In the everyday world of science, however, classical NHT is easy to teach but hard to implement. Research, by its very definition, is mostly exploratory. Any interesting scientific question starts as a somewhat poorly formed idea. Concepts are a little unclear. Measurement of the concepts are open to question. Causal processes may be obscure and even unobservable. There needs to be a period of exploration, development and more casual testing. A lot of this period will involve exploratory data analysis.

Unfortunately, NHT doesn't really allow data exploration. Significance tests and associated probability levels are based on the assumption that you have not peeked at your data. The probability levels also assume that you have not estimated your model once, found it inadequate and gone on to tweak the model until it fits your sample data. In other words, NHT assumes that you are not involved in post-hoc analysis. Is there a solution to this dilemma?

In preparation for a research project I'm currently working on, I started re-reading the literature on Path Analysis. I haven't worked in this area since the 1980's, so I started back there and began reading forward. I ran into a 1983 article by Norman Cliff titled Some Cautions Concerning the Application of Causal Modeling Methods. In the article, a number of interesting general points are made that make the article seem quite current.
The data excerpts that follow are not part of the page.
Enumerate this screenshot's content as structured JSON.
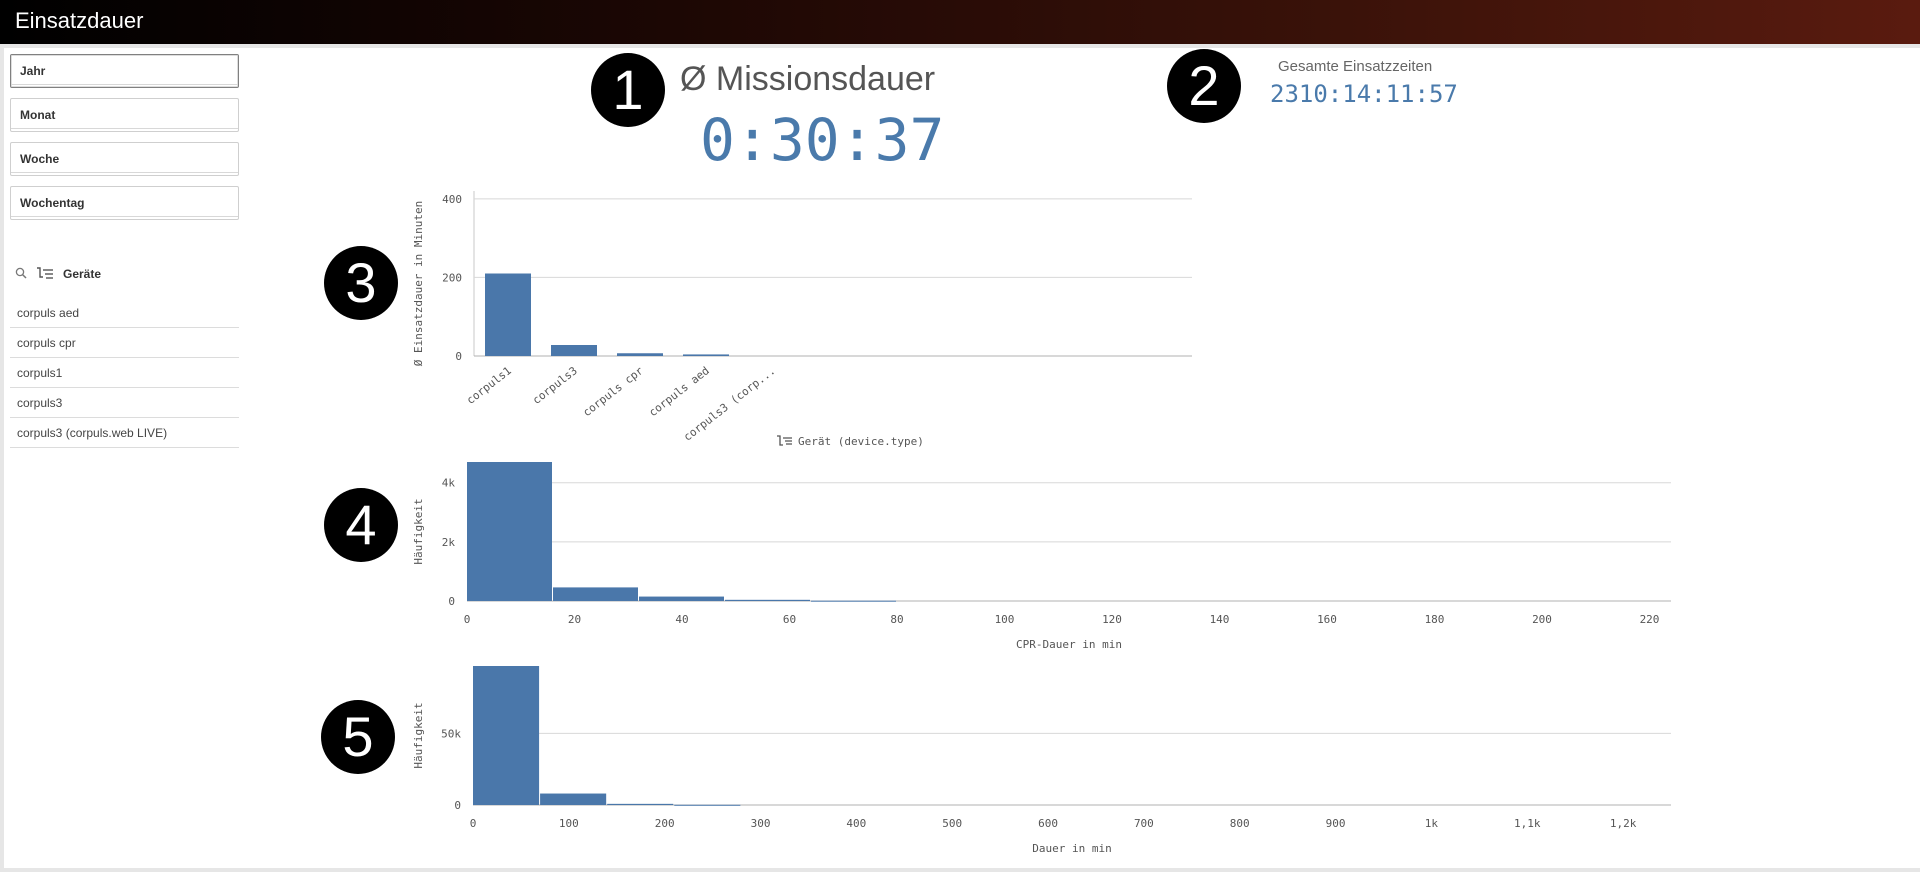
{
  "app": {
    "title": "Einsatzdauer"
  },
  "filters": [
    {
      "label": "Jahr"
    },
    {
      "label": "Monat"
    },
    {
      "label": "Woche"
    },
    {
      "label": "Wochentag"
    }
  ],
  "geraete": {
    "title": "Geräte",
    "items": [
      "corpuls aed",
      "corpuls cpr",
      "corpuls1",
      "corpuls3",
      "corpuls3 (corpuls.web LIVE)"
    ]
  },
  "markers": [
    "1",
    "2",
    "3",
    "4",
    "5"
  ],
  "kpi_mission": {
    "title": "Ø Missionsdauer",
    "value": "0:30:37"
  },
  "kpi_total": {
    "title": "Gesamte Einsatzzeiten",
    "value": "2310:14:11:57"
  },
  "colors": {
    "bar": "#4a77aa",
    "kpi": "#4a7aab",
    "header_start": "#000000",
    "header_end": "#5a1b0f"
  },
  "chart_data": [
    {
      "type": "bar",
      "title": "",
      "ylabel": "Ø Einsatzdauer in Minuten",
      "xlabel": "Gerät (device.type)",
      "categories": [
        "corpuls1",
        "corpuls3",
        "corpuls cpr",
        "corpuls aed",
        "corpuls3 (corp..."
      ],
      "values": [
        210,
        28,
        7,
        4,
        0
      ],
      "ylim": [
        0,
        420
      ],
      "yticks": [
        0,
        200,
        400
      ],
      "grid": true
    },
    {
      "type": "bar",
      "title": "",
      "ylabel": "Häufigkeit",
      "xlabel": "CPR-Dauer in min",
      "bins": [
        [
          0,
          16
        ],
        [
          16,
          32
        ],
        [
          32,
          48
        ],
        [
          48,
          64
        ],
        [
          64,
          80
        ]
      ],
      "values": [
        4700,
        460,
        150,
        40,
        10
      ],
      "xlim": [
        0,
        224
      ],
      "ylim": [
        0,
        4700
      ],
      "xticks": [
        0,
        20,
        40,
        60,
        80,
        100,
        120,
        140,
        160,
        180,
        200,
        220
      ],
      "xtick_labels": [
        "0",
        "20",
        "40",
        "60",
        "80",
        "100",
        "120",
        "140",
        "160",
        "180",
        "200",
        "220"
      ],
      "yticks": [
        0,
        2000,
        4000
      ],
      "ytick_labels": [
        "0",
        "2k",
        "4k"
      ],
      "grid": true
    },
    {
      "type": "bar",
      "title": "",
      "ylabel": "Häufigkeit",
      "xlabel": "Dauer in min",
      "bins": [
        [
          0,
          70
        ],
        [
          70,
          140
        ],
        [
          140,
          210
        ],
        [
          210,
          280
        ]
      ],
      "values": [
        97000,
        8000,
        800,
        150
      ],
      "xlim": [
        0,
        1250
      ],
      "ylim": [
        0,
        97000
      ],
      "xticks": [
        0,
        100,
        200,
        300,
        400,
        500,
        600,
        700,
        800,
        900,
        1000,
        1100,
        1200
      ],
      "xtick_labels": [
        "0",
        "100",
        "200",
        "300",
        "400",
        "500",
        "600",
        "700",
        "800",
        "900",
        "1k",
        "1,1k",
        "1,2k"
      ],
      "yticks": [
        0,
        50000
      ],
      "ytick_labels": [
        "0",
        "50k"
      ],
      "grid": true
    }
  ]
}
To the problem of peeking and tweaking, a strong recommendation is made to use cross-validation. In cross-validation, a large sample is drawn, larger than is needed for adequate statistical power. Part of the sample is then sub-sampled and used for exploratory model development. The remaining part of the sample is used to test the tweaked model. Since one has not peeked at this data, there is the possibility of fairly testing the validity of the model, that is, cross validating the model.

The project I am currently working on involves studying Globalization in Latin America. Multi-country analysis provides another type of cross-validation. In this case, the principal investigator has extensive expertise on a few countries, the greatest expertise being in Mexico. Since a lot of his understanding of the research problem is based on experience in Mexico, one approach would be to use Mexico as the model development laboratory. Another approach would be to take some other country, say Argentina, and develop there using ones understanding of Mexico to guide model development. This approach could possibly produce a somewhat more general model.

In a future post, I will talk about how cross-validation worked in this specific context. I will also talk about the issue of statistical power analysis and sample size determination if a cross-validation is being attempted. There are also a number of other interesting points in the Cliff(1983) paper, particularly on causality, that would be worth discussion.